Os subscritores pretendem “defender a segurança de todas as pessoas imigrantes em Portugal, combater o racismo, a xenofobia, a hostilidade religiosa e o crescimento do discurso de ódio a que temos vindo a assistir, particularmente vindo de partidos e movimentos de extrema-direita”. Para o grupo, é necessário “dar um sinal inequívoco e público de que atos e organizações sociais, políticas e partidárias racistas e xenófobas são inaceitáveis e queremos demonstrar a nossa solidariedade para com as vítimas de todos os ataques de ódio em Portugal”.
A iniciativa é um conjunto de organizações de todo o país e de várias áreas, como a Kilombo, AfriCandé, Renovar a Mouraria, Cidadãos Por Lisboa, Andorinha, Companhia Católica, Frente Anti Racista, Greve Climática Estudantil, Rede 8 de Março, SOS Racismo, entre outras.
A carta elenca uma série de episódios racistas e xenófobos registados no país recentemente. É o caso de agressões em Olhão contra grupos de imigrantes em janeiro do ano passado, que levou o presidente da república a ir pessoalmente pedir desculpas à uma das vítimas. Na ocasião, o chefe de estado também declarou que “não há nada que justifique esse tipo de tratamento desumano, antidemocrático e criminoso, que não pode ser aceite na sociedade portuguesa”.
É também lembrado o homicídio do cidadão indiano Gurpreet Singh, em Setúbal, morto com um tiro no peito enquanto estava em casa. Um caso que chegou a ser noticiado como tendo motivações rcistas mas que, segundo fonte da PJ disse ao DN, nao ter elementos que o comprovem.
“Até agora, a PJ não possui indícios de motivação racista no crime”, garantiu fonte desta polícia judicial ao DN.
Os tiros também atingiram um outro morador. A arma foi deixada no local e dois suspeitos de nacionalidade portuguesa foram presos um mês depois.

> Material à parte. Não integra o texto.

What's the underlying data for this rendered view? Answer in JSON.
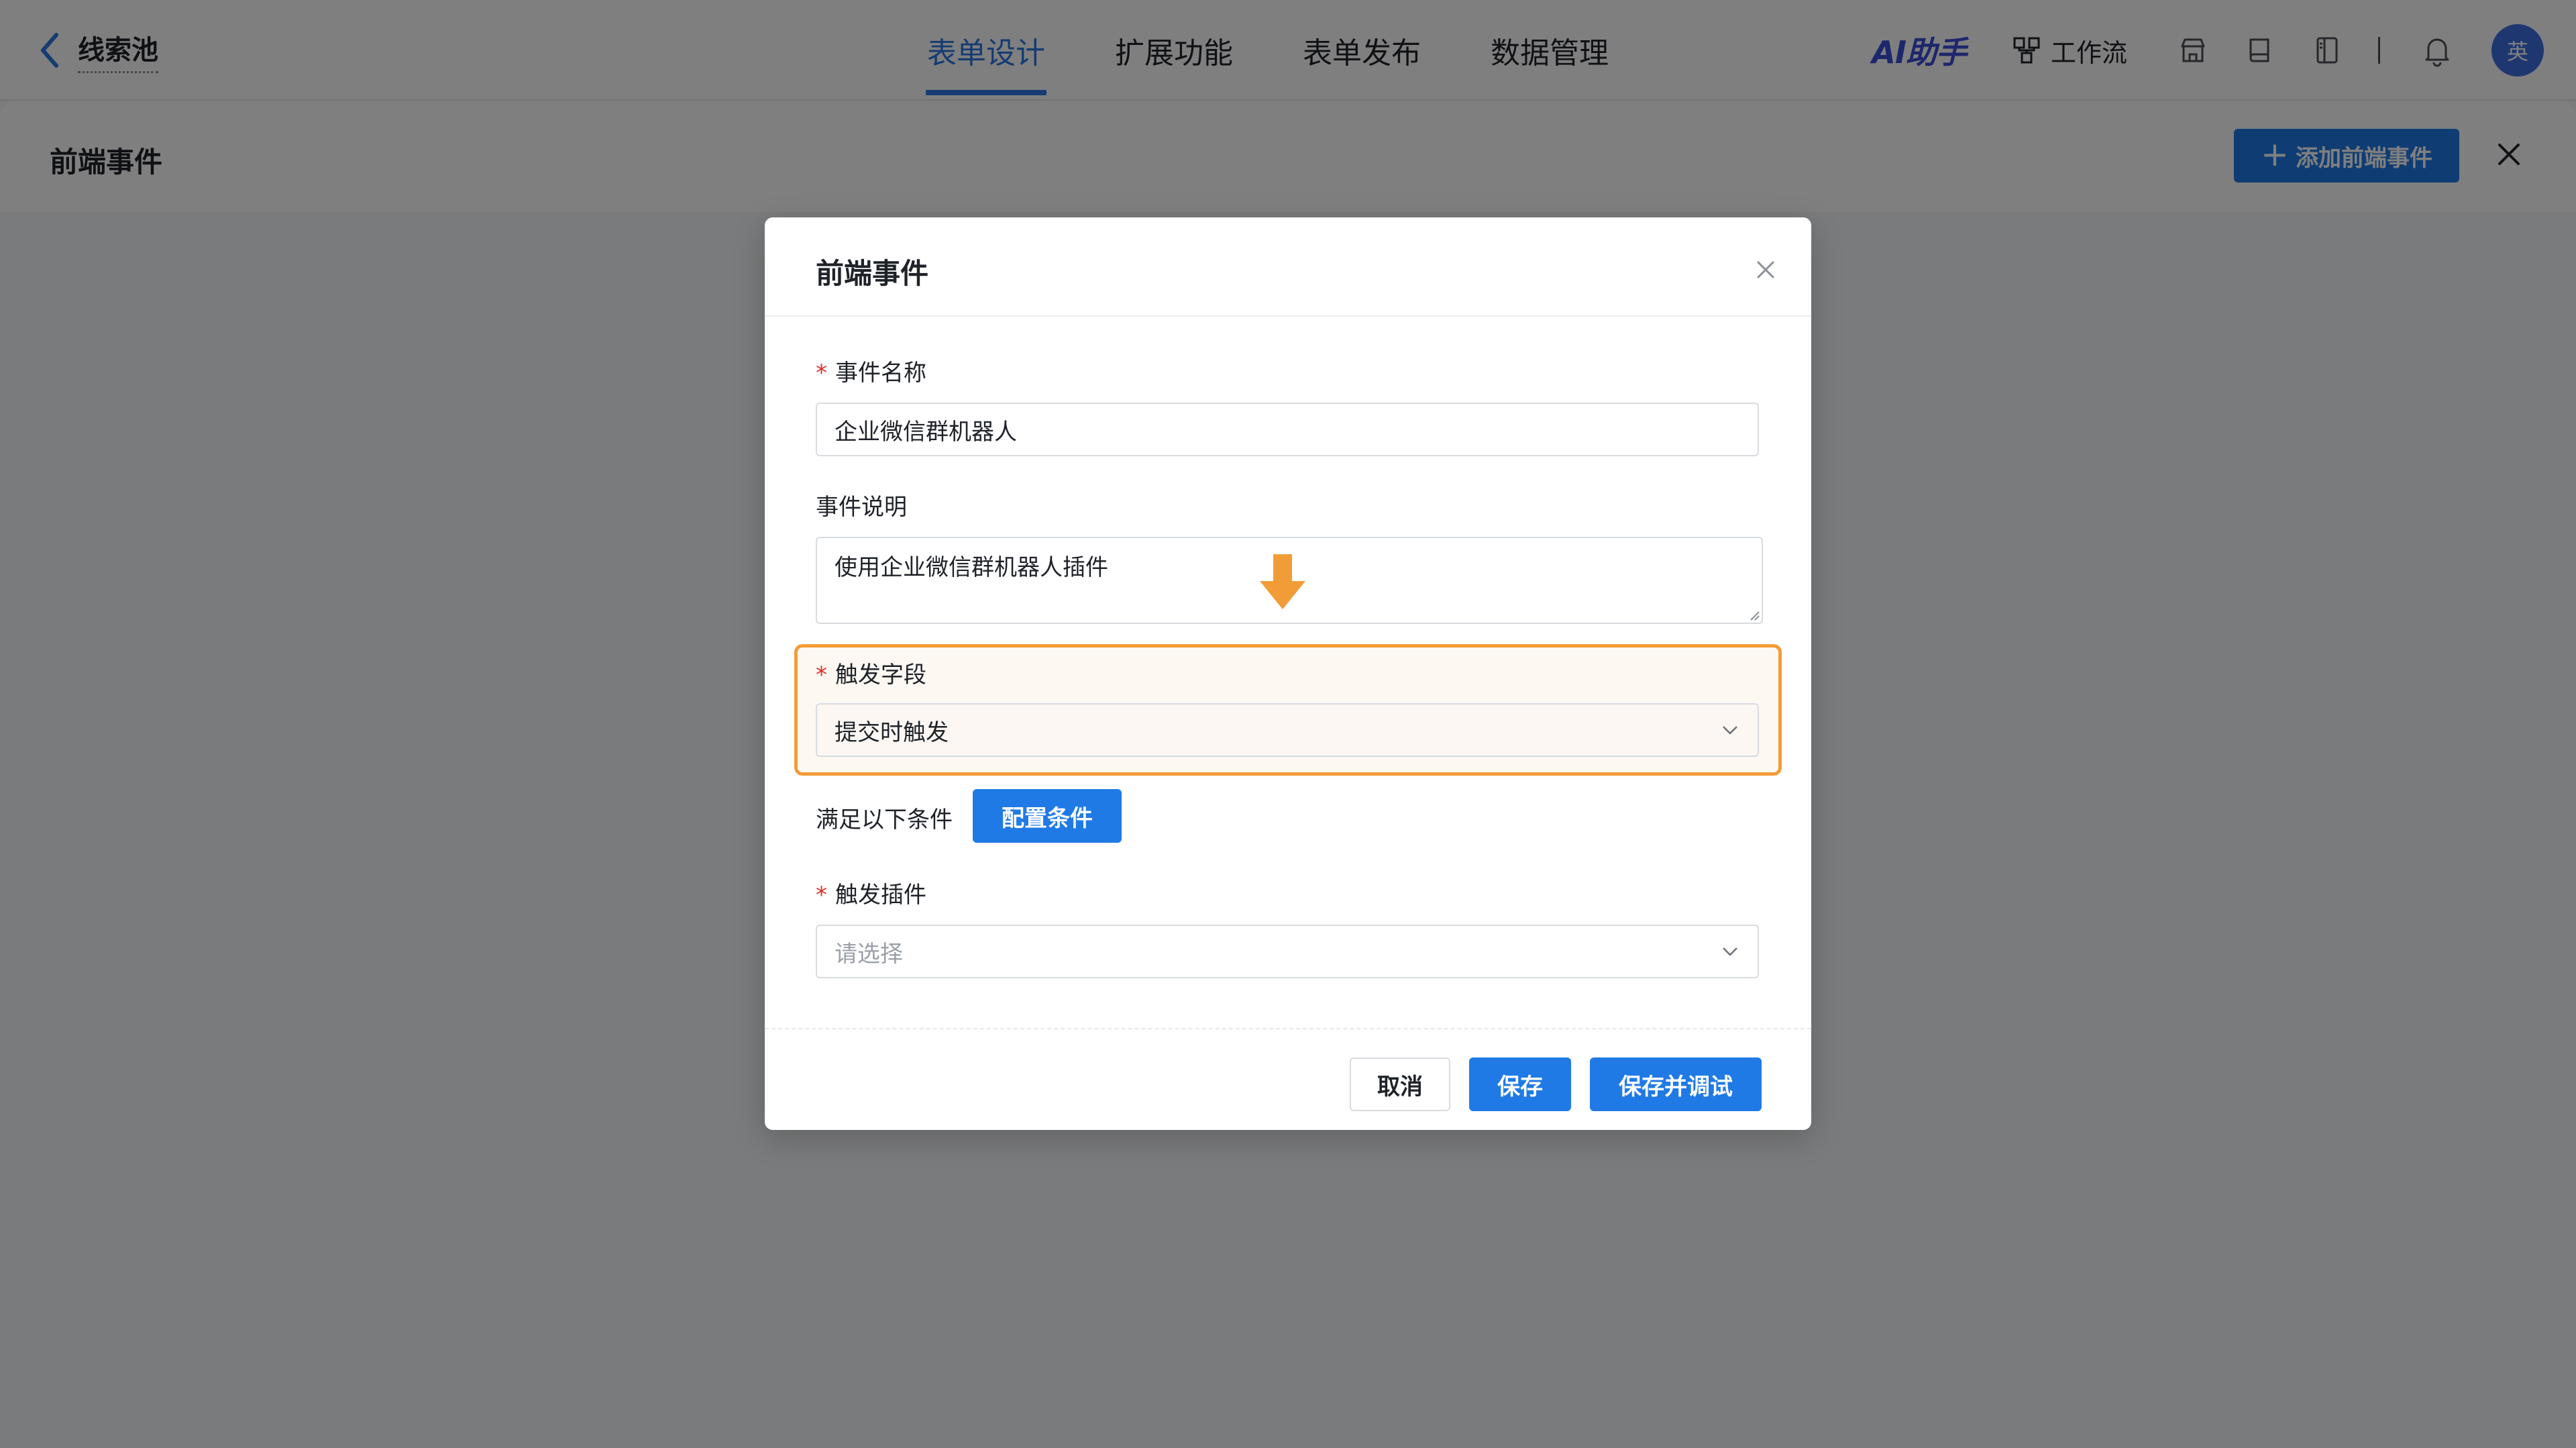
{
  "topbar": {
    "back_label": "线索池",
    "tabs": [
      {
        "label": "表单设计",
        "active": true
      },
      {
        "label": "扩展功能",
        "active": false
      },
      {
        "label": "表单发布",
        "active": false
      },
      {
        "label": "数据管理",
        "active": false
      }
    ],
    "ai_assistant": "AI助手",
    "workflow_label": "工作流",
    "avatar_text": "英",
    "accent_color": "#2b77e5"
  },
  "drawer": {
    "title": "前端事件",
    "add_button": "添加前端事件"
  },
  "modal": {
    "title": "前端事件",
    "fields": {
      "event_name": {
        "label": "事件名称",
        "required": true,
        "value": "企业微信群机器人"
      },
      "event_desc": {
        "label": "事件说明",
        "required": false,
        "value": "使用企业微信群机器人插件"
      },
      "trigger_field": {
        "label": "触发字段",
        "required": true,
        "value": "提交时触发"
      },
      "condition": {
        "label": "满足以下条件",
        "button": "配置条件"
      },
      "trigger_plugin": {
        "label": "触发插件",
        "required": true,
        "placeholder": "请选择"
      }
    },
    "buttons": {
      "cancel": "取消",
      "save": "保存",
      "save_debug": "保存并调试"
    },
    "highlight_color": "#f29c38"
  }
}
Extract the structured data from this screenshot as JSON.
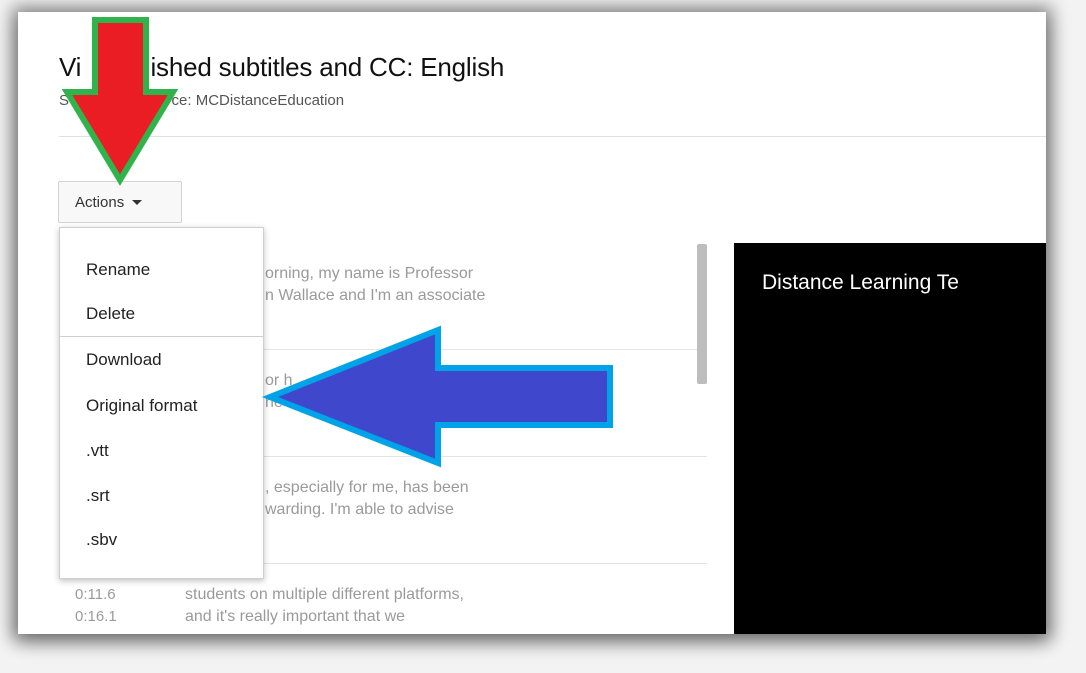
{
  "header": {
    "title": "Vi     ublished subtitles and CC: English",
    "subtitle": "S              C source: MCDistanceEducation"
  },
  "toolbar": {
    "actions_label": "Actions"
  },
  "actions_menu": {
    "items": [
      "Rename",
      "Delete"
    ],
    "download_header": "Download",
    "formats": [
      "Original format",
      ".vtt",
      ".srt",
      ".sbv"
    ]
  },
  "transcript": {
    "rows": [
      {
        "times": [
          "",
          ""
        ],
        "lines": [
          "orning, my name is Professor",
          "n Wallace and I'm an associate"
        ]
      },
      {
        "times": [
          "",
          ""
        ],
        "lines": [
          "or h",
          "ne"
        ]
      },
      {
        "times": [
          "",
          ""
        ],
        "lines": [
          ", especially for me, has been",
          "warding. I'm able to advise"
        ]
      },
      {
        "times": [
          "0:11.6",
          "0:16.1"
        ],
        "lines": [
          "students on multiple different platforms,",
          "and it's really important that we"
        ]
      }
    ]
  },
  "video": {
    "title": "Distance Learning Te"
  },
  "annotations": {
    "red_arrow_color": "#ea1c24",
    "red_arrow_outline": "#2fb34a",
    "blue_arrow_color": "#3f47cc",
    "blue_arrow_outline": "#00a2e8"
  }
}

São elencados ainda as situações de exploração de imigrantes e o caso de sete militares da GNR serem acusados de 33 crimes relacionados com maus-tratos a estrangeiros em Odemira. É citada também “uma campanha de desinformação e ódio, em especial nas redes sociais”, em que fala-se de “invasão, insegurança, ódio religioso e da necessidade de mostrar que estão a mais e não são bem-vindos”. O grupo afirma que “as ruas de Portugal são cada vez menos seguras para as pessoas imigrantes.
A manifestação em causa a 3 de fevereiro é organizada pelo militante neonazi Mário Machado, já condenado mais de uma vez por incitamento ao ódio e à violência. Ele conta com apoio de simpatizantes da xenofobia, inclusive com financiamento para a causa. A manifestação prevê o uso de archotes, tochas e parafina líquida, refere a carta e confirmou o DN. Nesta semana foram instalados pelo país faixas e cartazes com frases como “Portugal aos verdadeiros portugueses” e “Stop Islam”. A carta “Contra o racismo e a xenofobia, recusamos o silêncio” enviada hoje às autoridades finaliza com a frase “O silêncio das instituições é cúmplice. Não o acompanharemos nem o legitimaremos”.